In his sermon of October 9, 1966, Rabbi Olan develops two images: the blowing of the shofar, the ram’s horn, which can be blown in a continuous tone to signal celebration, or in a broken tone to signal danger; and the Golden Calf, the idol that the Hebrews made and worshipped instead of worshiping God. As so often, Rabbi Olan identifies with the prophets, and sees it as his responsibility to the community to sound the alarm at a time when the American military presence in Vietnam was escalating.
Why did he see us as being in danger? Because we had set up idols: gods we ourselves had made, rather than turning to God, “the Being to whom we owe all we are and all we have”. Those idols might be money, they might be lust, or they might even be the “better idols” of art or science.
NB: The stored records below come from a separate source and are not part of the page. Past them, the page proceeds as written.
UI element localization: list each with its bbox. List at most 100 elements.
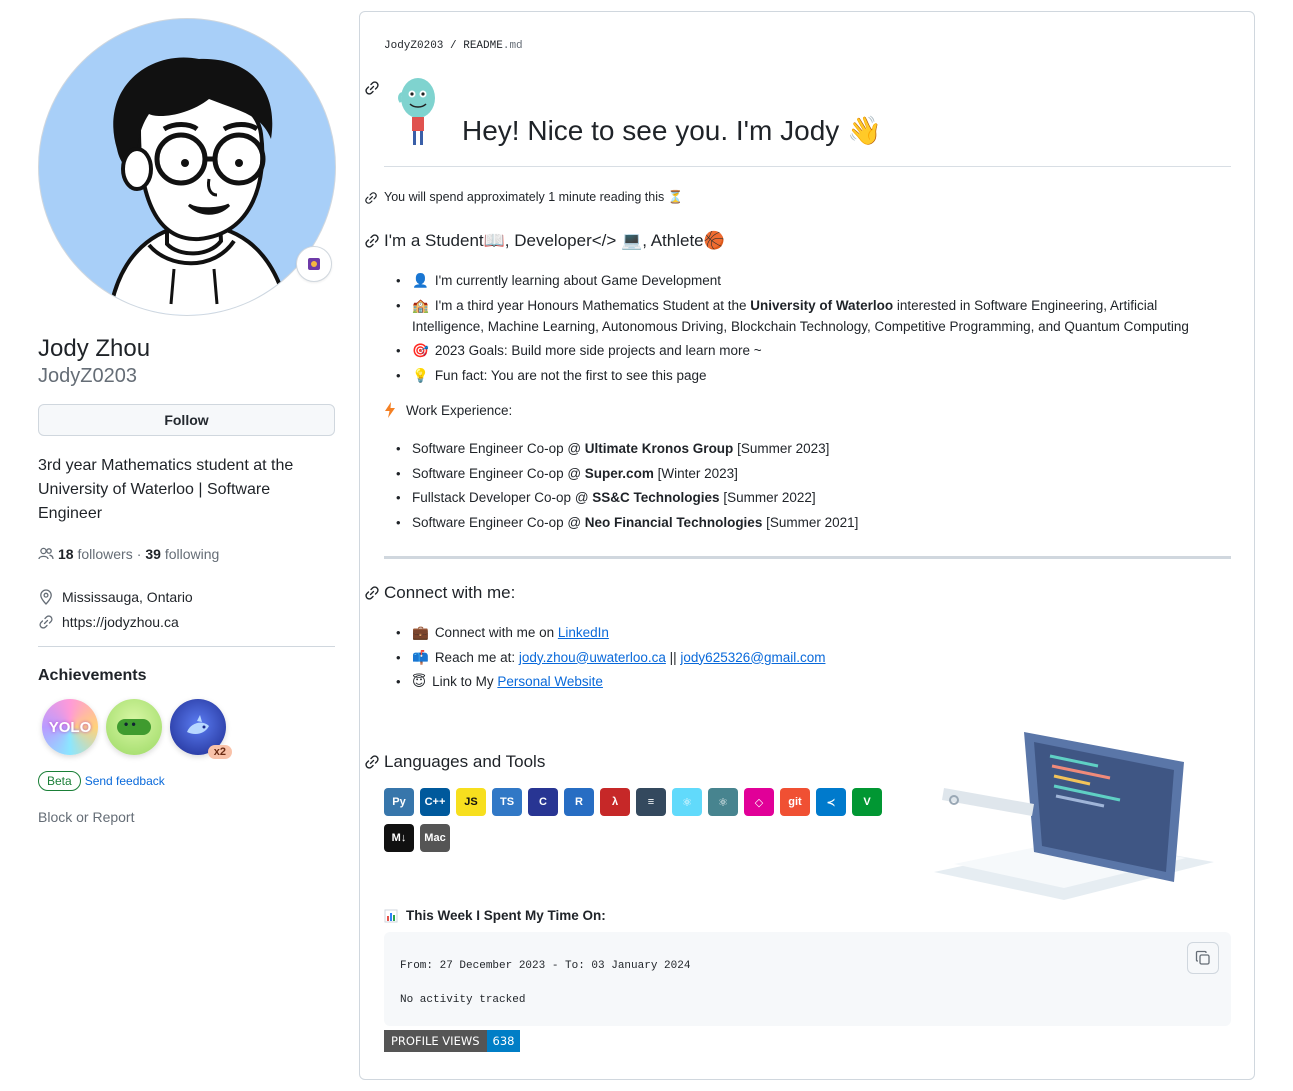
crumb-file-ext: .md: [502, 40, 523, 52]
crumb-file-link[interactable]: README.md: [463, 40, 522, 52]
status-emoji-icon: [308, 258, 320, 270]
list-item: Software Engineer Co-op @ Neo Financial …: [384, 512, 1224, 533]
link-icon[interactable]: [364, 80, 380, 96]
profile-details: Mississauga, Ontario https://jodyzhou.ca: [38, 584, 336, 634]
about-emoji: 👤: [412, 273, 429, 288]
work-experience-label-row: Work Experience:: [384, 402, 512, 418]
avatar-container: [38, 18, 336, 316]
follow-stats: 18 followers · 39 following: [38, 546, 336, 562]
achievements-title: Achievements: [38, 667, 147, 684]
git-icon: git: [780, 788, 810, 816]
connect-list: 💼 Connect with me on LinkedIn 📫 Reach me a…: [384, 622, 1224, 696]
email-gmail-link[interactable]: jody625326@gmail.com: [680, 650, 825, 665]
laptop-illustration: [934, 732, 1214, 900]
work-term: [Summer 2023]: [733, 441, 830, 456]
vim-icon: V: [852, 788, 882, 816]
work-company: Super.com: [584, 465, 654, 481]
sql-icon: ≡: [636, 788, 666, 816]
block-report-link[interactable]: Block or Report: [38, 809, 336, 825]
location-item: Mississauga, Ontario: [38, 584, 336, 609]
email-uwaterloo-link[interactable]: jody.zhou@uwaterloo.ca: [519, 650, 666, 665]
work-term: [Winter 2023]: [653, 465, 738, 481]
tools-heading: Languages and Tools: [384, 752, 546, 771]
zap-icon: [385, 402, 395, 418]
readme-heading: Hey! Nice to see you. I'm Jody 👋: [462, 115, 882, 146]
location-text: Mississauga, Ontario: [62, 588, 193, 605]
reach-prefix: Reach me at:: [434, 649, 519, 665]
follow-button[interactable]: Follow: [38, 404, 335, 436]
mailbox-icon: 📫: [412, 649, 429, 665]
crumb-user-link[interactable]: JodyZ0203: [384, 40, 443, 52]
profile-views-count: 638: [486, 1030, 521, 1052]
yolo-badge-label: YOLO: [48, 718, 92, 736]
personal-website-link[interactable]: Personal Website: [497, 674, 603, 689]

But for Rabbi Olan, “the most conspicuous and the most dangerous form of idolatry in this our time is the worship of the State or Nation as God.”
The implication is clear: when we make the nation-state our god, we condemn ourselves to live with war as the normal way of life, and indeed to perpetuate it. “Will we never learn that you do not destroy an idea with bombs?”
Though Rabbi Olan says that it is time to sound the alarm on the ram’s horn, he ends on a note of hope: “when the alarm is sounded to arouse us from our moral and spiritual lethargy… it is followed at the end with… the announcement that all is clear, that the day for rejoicing will come in the end.”